Jon Harrop wrote:
A while back there was a discussion thread about whether an accurate,
concurrent garbage collector could be "generic" in the sense of being
able to support multiple different languages efficiently. After having
done some work on this, I now believe that this is the case - using C++
policy-based design principles, you can create a set of modules that
represent different aspects of collector behavior (such as
mark-and-sweep, stop-the-world, and so on) along with different aspects
of the runtime environment (object tracing strategies, heap structures,
threading primitives, atomics), and encode these various behaviors as
template classes which can be bound together to create an efficient
This is great news! I have some questions...

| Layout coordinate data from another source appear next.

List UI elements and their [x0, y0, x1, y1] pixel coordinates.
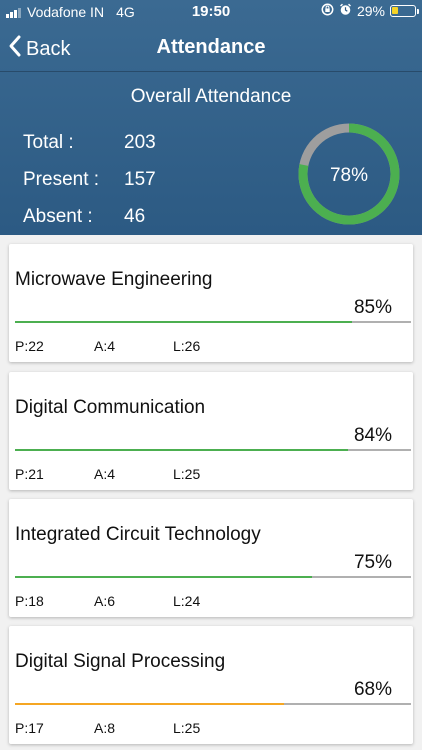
leave-count: L:26 — [173, 338, 201, 354]
subject-progress-bar — [15, 576, 411, 578]
orientation-lock-icon — [321, 3, 334, 19]
absent-row: Absent : 46 — [23, 198, 156, 235]
battery-level — [392, 7, 398, 14]
absent-label: Absent : — [23, 205, 93, 227]
subject-name: Integrated Circuit Technology — [15, 524, 261, 545]
chevron-left-icon — [8, 34, 22, 64]
subject-percent: 85% — [353, 297, 392, 318]
back-label: Back — [26, 37, 71, 60]
present-count: P:22 — [15, 338, 44, 354]
status-time: 19:50 — [191, 3, 231, 20]
present-row: Present : 157 — [23, 161, 156, 198]
battery-icon — [390, 5, 419, 17]
subject-card[interactable]: Integrated Circuit Technology 75% P:18 A… — [9, 499, 413, 617]
total-label: Total : — [23, 131, 74, 153]
overall-stats: Total : 203 Present : 157 Absent : 46 — [23, 124, 156, 235]
subject-percent: 75% — [353, 552, 392, 573]
subject-card[interactable]: Digital Signal Processing 68% P:17 A:8 L… — [9, 626, 413, 744]
page-title: Attendance — [156, 36, 266, 58]
donut-progress — [298, 123, 400, 225]
subject-name: Digital Signal Processing — [15, 651, 226, 672]
subject-progress-bar — [15, 449, 411, 451]
leave-count: L:25 — [173, 720, 201, 736]
total-row: Total : 203 — [23, 124, 156, 161]
subject-counts: P:21 A:4 L:25 — [15, 466, 200, 482]
subject-progress-bar — [15, 703, 411, 705]
status-left: Vodafone IN 4G — [6, 4, 135, 20]
nav-bar: Back Attendance — [0, 24, 422, 72]
subject-progress-fill — [15, 576, 312, 578]
overall-title: Overall Attendance — [130, 86, 292, 107]
battery-percent: 29% — [356, 3, 385, 19]
subject-name: Digital Communication — [15, 397, 206, 418]
present-count: P:17 — [15, 720, 44, 736]
absent-count: A:6 — [94, 593, 116, 609]
present-label: Present : — [23, 168, 100, 190]
absent-count: A:4 — [94, 466, 116, 482]
attendance-donut: 78% — [296, 121, 402, 227]
donut-percent-label: 78% — [330, 165, 368, 186]
subject-percent: 84% — [353, 425, 392, 446]
subject-percent: 68% — [353, 679, 392, 700]
subject-counts: P:17 A:8 L:25 — [15, 720, 200, 736]
back-button[interactable]: Back — [8, 34, 70, 64]
subject-progress-bar — [15, 321, 411, 323]
signal-icon — [6, 6, 21, 18]
carrier-name: Vodafone IN — [27, 4, 105, 20]
subject-counts: P:18 A:6 L:24 — [15, 593, 200, 609]
status-bar: Vodafone IN 4G 19:50 — [0, 0, 422, 24]
subject-card[interactable]: Digital Communication 84% P:21 A:4 L:25 — [9, 372, 413, 490]
subject-progress-fill — [15, 321, 352, 323]
present-value: 157 — [124, 168, 156, 190]
header: Vodafone IN 4G 19:50 — [0, 0, 422, 235]
subject-name: Microwave Engineering — [15, 269, 213, 290]
absent-count: A:4 — [94, 338, 116, 354]
present-count: P:18 — [15, 593, 44, 609]
subject-progress-fill — [15, 449, 348, 451]
subject-counts: P:22 A:4 L:26 — [15, 338, 200, 354]
status-right: 29% — [321, 3, 419, 19]
absent-count: A:8 — [94, 720, 116, 736]
subject-card[interactable]: Microwave Engineering 85% P:22 A:4 L:26 — [9, 244, 413, 362]
network-type: 4G — [116, 4, 135, 20]
absent-value: 46 — [124, 205, 146, 227]
present-count: P:21 — [15, 466, 44, 482]
alarm-icon — [339, 3, 352, 19]
leave-count: L:24 — [173, 593, 201, 609]
leave-count: L:25 — [173, 466, 201, 482]
subject-progress-fill — [15, 703, 285, 705]
total-value: 203 — [124, 131, 156, 153]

And thank you for your interest!
I had great success using some seemingly-unusual techniques in my experiments.
Firstly, rather than using a single 1 word pointer to represent a reference I chose to use 3 words including a pointer to the type and a pointer to the value (as well as metadata). This allows typed nulls and that addresses an important deficiency found in most other VMs including the CLR. Is Scarcity able to handle such references or does its implementation of stack frames require references to be a single word?
As you no doubt know, there are a couple of different approaches to obtaining the type information for an object reference. These can be divided into static typing, where the compiler knows in advance the type of the reference, and object tagging, in which the type information is stored with the object being referred to (usually in the object itself, although your case its with the reference.)

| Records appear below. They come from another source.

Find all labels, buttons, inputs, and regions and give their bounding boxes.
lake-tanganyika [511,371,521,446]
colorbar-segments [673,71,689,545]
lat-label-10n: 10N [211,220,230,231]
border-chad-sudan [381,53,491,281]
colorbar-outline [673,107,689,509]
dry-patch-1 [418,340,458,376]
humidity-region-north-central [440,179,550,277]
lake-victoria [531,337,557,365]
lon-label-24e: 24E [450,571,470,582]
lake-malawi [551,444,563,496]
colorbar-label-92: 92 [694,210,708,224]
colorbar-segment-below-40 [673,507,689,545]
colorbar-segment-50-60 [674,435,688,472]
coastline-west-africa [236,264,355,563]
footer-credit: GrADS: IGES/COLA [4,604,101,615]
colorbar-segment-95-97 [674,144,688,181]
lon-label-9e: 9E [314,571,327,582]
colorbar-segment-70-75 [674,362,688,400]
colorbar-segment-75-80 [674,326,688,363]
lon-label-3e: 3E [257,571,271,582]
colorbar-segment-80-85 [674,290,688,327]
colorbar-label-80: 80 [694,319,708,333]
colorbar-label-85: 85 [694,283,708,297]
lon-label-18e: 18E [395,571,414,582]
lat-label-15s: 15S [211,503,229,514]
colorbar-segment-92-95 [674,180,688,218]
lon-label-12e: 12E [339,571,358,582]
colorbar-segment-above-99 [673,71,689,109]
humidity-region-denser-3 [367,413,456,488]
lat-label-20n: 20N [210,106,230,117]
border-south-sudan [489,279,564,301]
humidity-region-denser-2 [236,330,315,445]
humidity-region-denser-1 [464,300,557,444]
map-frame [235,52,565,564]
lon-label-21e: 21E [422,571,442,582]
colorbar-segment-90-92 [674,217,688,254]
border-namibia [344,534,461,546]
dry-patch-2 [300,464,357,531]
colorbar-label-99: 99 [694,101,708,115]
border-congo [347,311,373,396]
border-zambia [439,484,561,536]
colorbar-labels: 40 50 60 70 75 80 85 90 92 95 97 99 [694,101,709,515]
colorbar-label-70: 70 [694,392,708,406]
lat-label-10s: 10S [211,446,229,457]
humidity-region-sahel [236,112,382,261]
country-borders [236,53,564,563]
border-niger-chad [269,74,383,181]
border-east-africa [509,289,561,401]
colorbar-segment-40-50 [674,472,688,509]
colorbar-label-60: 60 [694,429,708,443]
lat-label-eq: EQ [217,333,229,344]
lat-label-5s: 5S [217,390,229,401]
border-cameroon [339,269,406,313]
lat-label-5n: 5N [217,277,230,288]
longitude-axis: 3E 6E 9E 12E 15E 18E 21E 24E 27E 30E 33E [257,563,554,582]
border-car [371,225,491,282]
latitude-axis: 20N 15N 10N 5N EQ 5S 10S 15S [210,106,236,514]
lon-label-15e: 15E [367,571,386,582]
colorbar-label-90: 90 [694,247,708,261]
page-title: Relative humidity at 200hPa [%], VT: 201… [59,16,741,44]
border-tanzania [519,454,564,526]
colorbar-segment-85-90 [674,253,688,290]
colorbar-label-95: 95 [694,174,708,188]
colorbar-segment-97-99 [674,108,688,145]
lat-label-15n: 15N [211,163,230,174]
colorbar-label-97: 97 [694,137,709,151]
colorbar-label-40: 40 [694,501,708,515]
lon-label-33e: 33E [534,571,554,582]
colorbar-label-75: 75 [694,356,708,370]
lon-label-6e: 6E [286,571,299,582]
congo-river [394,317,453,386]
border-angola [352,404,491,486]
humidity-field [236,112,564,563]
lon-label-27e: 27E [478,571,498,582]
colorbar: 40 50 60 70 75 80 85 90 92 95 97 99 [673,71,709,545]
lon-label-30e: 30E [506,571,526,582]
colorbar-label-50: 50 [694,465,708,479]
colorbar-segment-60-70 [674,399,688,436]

Scarcity attempts to unify these two models by declaring that object tagging is a special case of static typing. For every object reference the compiler is required to supply a tracing strategy for that reference, in the form of a function that knows how to trace objects of that static type. That tracing strategy may know the entirety of the object's structure at compile time, in which case object tags are not needed; Or if the reference is polymorphic, then the tracing strategy function can inspect the object's tag in order to look up the metadata that describes where the references within the object are located. This is up to the language implementer to decide. In fact, you could conceivably have more than one object hierarchy each with it's own tag format, and so long as the compiler can determine statically which tag format is being used for a particular reference, it should all work.
The strategy function enumerates all of the references in the object and passes them to the trace visitor, which is a functor object supplied by the collection algorithm. The strategy function passes into the visitor a pointer to each reference, rather than the reference itself - the reason for this is to support copying collectors which can modify the reference to point to the new location.
This means that for your purposes, Scarcity does not dictate the format of object metadata nor the way objects are traced. However, some of the collector algorithms will assume that the pointer-to-reference is pointing to an object pointer. So you wouldn't be able to use those collector algorithms.
In other words, you probably won't be able to use the Scarcity collection algorithms for what you want, but what you can do is build a collector within the Scarcity framework that does what you want. Whether the various modules within Scarcity are valuable enough to be used in this way is up to you.
Secondly, I used LLVM to JIT compile per-type code for garbage collection in order to traverse data structures as efficiently as possible. Moreover, I chose to write the entire GC in an unsafe subset of the language that I was implementing so that I could rely upon tail calls and so forth. Does Scarcity require the GC code to be written entirely in C?
I imagine that most languages will want to write as much as possible in the hosted language rather than in C. The question is where to draw the dividing line. There are several issues which must be considered:
1) Small snippets of code such as write barriers should be inlined wherever possible. This pretty much requires that they be written in the same language as the code that they will be embedded within.
2) Many high-level languages really aren't very good at dealing with raw memory, because it requires you to introduce pointer arithmetic and other "unsafe" operations as you point out. For some languages, adding the necessary unsafe operations can distort and corrupt the language design to the point where it feels like you are writing a second compiler. If such is the case, then it makes sense to offload some of these operations to a lower-level language such as C.
3) In a hybrid approach where you are doing high-level stuff in your language, and then grunging around with pointers in C, there's some efficiency loss due to the fact that the compiler for each language cannot inline or optimize code written in the other language. (Although if you compile the C part with clang and use link-time optimization, you can mitigate that somewhat.) One has to think very carefully how to structure the API to avoid frequent jumping back and forth across the language barrier.
Because Scarcity is designed as a framework of modules, you can decide where to draw that line by deciding which modules that you are going to use. For example, you might choose not to use any of Scarcity's collection algorithms at all, but you still might use it's stop-the-world thread manager, or its memory heap.
Finally, do you have any references describing the techniques you have used to implement a concurrent GC? I have been reading up on the subject for several years now, with a view to implementing my own concurrent GC.
There's a wiki page on the scarcity site that lists references to a whole bunch of papers on garbage collection techniques.